Para treinador, 'é preciso ter calma' com o tratamento dos problemas físicos do elenco

26 de maio de 2014 | 12h05

SÃO PAULO - Em sua primeira entrevista coletiva neste início de preparação da Alemanha para a Copa, o técnico Joachim Löw minimizou as lesões no seu elenco e afirmou que a seleção não é "hospital". O time alemão é um dos que mais sofre com problemas físicos às vésperas do Mundial, com pelo menos quatro lesionados e com risco de virarem baixa para o Mundial.

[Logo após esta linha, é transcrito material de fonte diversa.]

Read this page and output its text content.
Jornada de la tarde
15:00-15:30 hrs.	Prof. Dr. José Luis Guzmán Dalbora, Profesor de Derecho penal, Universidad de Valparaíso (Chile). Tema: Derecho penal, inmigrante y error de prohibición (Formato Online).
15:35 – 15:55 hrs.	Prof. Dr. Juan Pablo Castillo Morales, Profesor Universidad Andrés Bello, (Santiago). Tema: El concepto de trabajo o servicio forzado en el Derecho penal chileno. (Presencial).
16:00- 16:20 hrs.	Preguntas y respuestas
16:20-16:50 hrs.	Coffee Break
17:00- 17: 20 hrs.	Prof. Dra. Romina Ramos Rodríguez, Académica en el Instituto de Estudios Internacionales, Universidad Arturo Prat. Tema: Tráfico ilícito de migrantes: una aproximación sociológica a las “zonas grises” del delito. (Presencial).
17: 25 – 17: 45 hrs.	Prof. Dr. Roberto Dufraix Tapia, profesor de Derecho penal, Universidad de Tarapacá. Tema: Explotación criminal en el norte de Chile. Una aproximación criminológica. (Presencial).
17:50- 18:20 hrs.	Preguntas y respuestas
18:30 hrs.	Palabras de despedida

"Quando você lê notícias sobre isso você começa a pensar que estamos em um hospital aqui, mas não é este o caso", afirmou o treinador. "Os jogadores estão trabalhando muito bem e no momento estou muito satisfeito. Alguns ainda estão machucados e não podem treinar plenamente como time, mas estão trabalhando individualmente. Estou confiante de que isso vai funcionar".

As dúvidas de Löw são o capitão Philipp Lahm, o goleiro Manuel Neuer, o volante Bastian Schweinsteiger e o zagueiro Marcel Schmelzer. Lahm e Neuer, em recuperação, ainda não começaram a treinar. Schweinsteiger e Schmelzer estão trabalhando em separado. Já o volante Sami Khedira parece estar bem recuperado depois de defender o Real Madrid na final da Liga dos Campeões, no sábado.

"Philipp Lahm vai começar a treinar amanhã . Mas temos que manter calma. Serenidade é o caminho a seguir. Sua lesão no tornozelo melhorou bastante. Neuer vai precisar de mais alguns dias, ainda está na reabilitação [dores no ombro]. Schweinsteiger já é capaz de fazer trabalhos físicos. Schmelzer provavelmente vai pode treinar na quarta com a equipe", declarou.

"Nós acreditamos que todos estão bem nos próximos dias. É para isso que estão trabalhando. De acordo com nosso departamento médico, são todas lesões de pouca gravidade e não estou preocupado", afirmou Löw, que comanda a preparação da Alemanha nos Alpes italianos, no norte do país, antes de chegar ao Brasil somente no dia 8 de junho.